Conclusions: FGF5 plays a significant role in the progression and recurrence of nasopharyngeal carcinoma. Its elevated expression correlates with increased migration, invasion, and radioresistance as well as reduced distant metastasis-free survival. These findings suggest that FGF5 contributes to the metastatic and recurrence potential of NPC, making it a potential target for therapeutic intervention in treating these cancers.
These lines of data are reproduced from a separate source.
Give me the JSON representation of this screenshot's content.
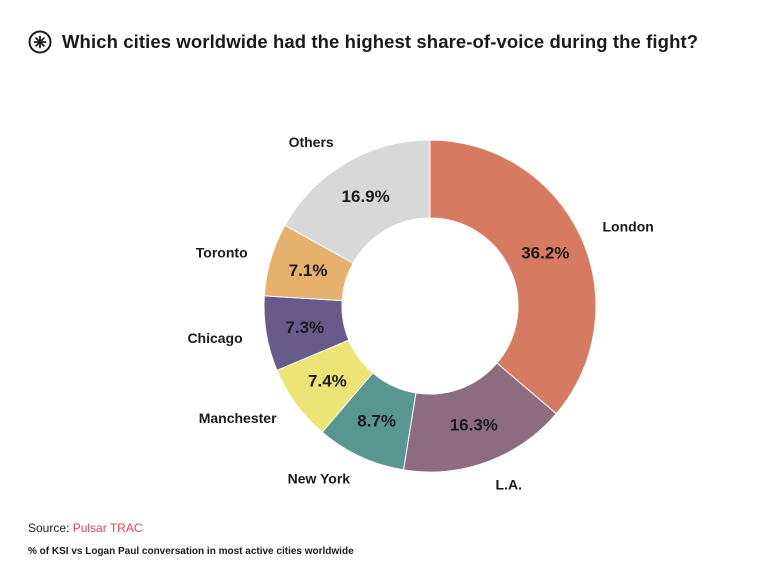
{
  "title": "Which cities worldwide had the highest share-of-voice during the fight?",
  "logo": {
    "icon": "pulsar-logo-icon"
  },
  "source": {
    "label": "Source:",
    "brand": "Pulsar TRAC",
    "brand_color": "#d64550"
  },
  "note": "% of KSI vs Logan Paul conversation in most active cities worldwide",
  "chart_data": {
    "type": "pie",
    "variant": "donut",
    "start_angle_deg": 0,
    "direction": "clockwise",
    "title": "Which cities worldwide had the highest share-of-voice during the fight?",
    "value_unit": "%",
    "slices": [
      {
        "label": "London",
        "value": 36.2,
        "display": "36.2%",
        "color": "#d67b62"
      },
      {
        "label": "L.A.",
        "value": 16.3,
        "display": "16.3%",
        "color": "#8c6c7e"
      },
      {
        "label": "New York",
        "value": 8.7,
        "display": "8.7%",
        "color": "#5a9690"
      },
      {
        "label": "Manchester",
        "value": 7.4,
        "display": "7.4%",
        "color": "#ece475"
      },
      {
        "label": "Chicago",
        "value": 7.3,
        "display": "7.3%",
        "color": "#685b8b"
      },
      {
        "label": "Toronto",
        "value": 7.1,
        "display": "7.1%",
        "color": "#e6b06d"
      },
      {
        "label": "Others",
        "value": 16.9,
        "display": "16.9%",
        "color": "#d8d8d8"
      }
    ]
  }
}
Keywords: FGF5; multi-omics characterization; nasopharyngeal carcinoma.

Figure 1

Genomic alterations and expression landscape of the FGF gene family in pan-cancer and head and neck cancer. (a) Oncoplot showing the single nucleotide variant profile of the FGF gene family across pan-cancer. (b) Summary of SNV classes in the FGF gene family. (c) Chromosomal locations of the FGF gene family members. (d) Correlation heatmap of FGF gene family expression across cancer types.

Figure 2

Epigenetic regulation of FGF5 and its role in NPC recurrence post-radiotherapy. (a) Heatmap of methylation signal intensity in NPC patient samples. (b,c) Biological processes (BP), cellular components (CC), and molecular functions (MF) (b) and KEGG pathway (c) enrichment analysis of differentially methylated genes in NPC samples. (d) Gene set enrichment analysis (GSEA) of differentially methylated genes in NPC samples. (e) Boxplot comparing FGF5 methylation signals between recurrence and non-recurrence NPC samples. (f) KEGG enrichment analysis of genes associated with high or low FGF5 methylation signals. (g) Protein–protein interaction network of the FGF gene family; **, p < 0.01.

Figure 3

Clinical relevance and functional analysis of FGF5 in NPC. (a) Correlation profile between methylation levels and mRNA expression of FGF genes. (b) Boxplot comparing TPM values of FGF5 in TCGA head and neck cancer samples and adjacent normal tissues. (c) Boxplot comparing methylation signals of the FGF gene family between patients with and without distant metastasis. (d) Heatmap of FGF gene family expression across normal tissues from the GTEx database. (e) Pan-cancer expression heatmap of the FGF gene family in TCGA datasets, with red indicating upregulation and blue indicating downregulation. (f) RT-PCR analysis of FGF5 mRNA expression in NP69 (normal nasopharyngeal epithelial) and NPC cell lines. (g) Boxplots comparing FGF gene family expression between TCGA head and neck cancer samples and normal tissues; ***, p < 0.001, *, p < 0.05.

Figure 4

Prognostic value and functional impact of FGF5 in NPC progression and metastasis. (a) Bubble heatmap showing the correlation between FGF gene family expression and disease-free interval (DFI) in the TCGA pan-cancer cohort. (b–e) Kaplan–Meier survival analysis of distant metastasis-free survival (DMFS), overall survival (OS), disease-free survival (DFS), and relapse-free survival (RRFS) in NPC patients stratified by high or low FGF5 expression. (f–h) CCK-8 assays evaluating the proliferation ability of HONE-1 (f) and 5-8F (g) cells transfected with vector or FGF5-overexpression plasmid and relative mRNA expression of FGF5 (h). (i) Transwell assays assessing migration and invasion capacity of 5-8F and HONE-1 cells transfected with empty vector or FGF5 overexpression plasmid. (j) Transwell assays evaluating migration and invasion capacity of 5-8F and HONE-1 cells transfected with scrambled control or si-FGF5; ***, p < 0.001, ns, non-significant.

Figure 5

FGF5 enhances radioresistance and modulates radiation response in NPC. (a) qPCR analysis of FGF5 mRNA expression in NPC cell lines 6 h after irradiation (IR) at indicated doses. GAPDH was used as a loading control. (b) qPCR analysis of FGF5 mRNA expression at indicated time points after 6 Gy irradiation. GAPDH was used as a loading control. (c) Validation of FGF5 overexpression in HONE-1 and 5-8F NPC cell lines using qRT-PCR. GAPDH was used as an endogenous control. (d) Clonogenic assays and survival fraction curves of SUNE1 and HONE1 cells stably transfected with FGF5 or empty vector plasmids after exposure to indicated irradiation doses. (e–g) In vivo tumor growth analysis: (e) Subcutaneous xenograft tumors retrieved from mice on day 25 after inoculation, (f) tumor weight measurements, and (g) tumor volume measurements over 25 days in xenografts with or without FGF5 depletion; ***, p < 0.001.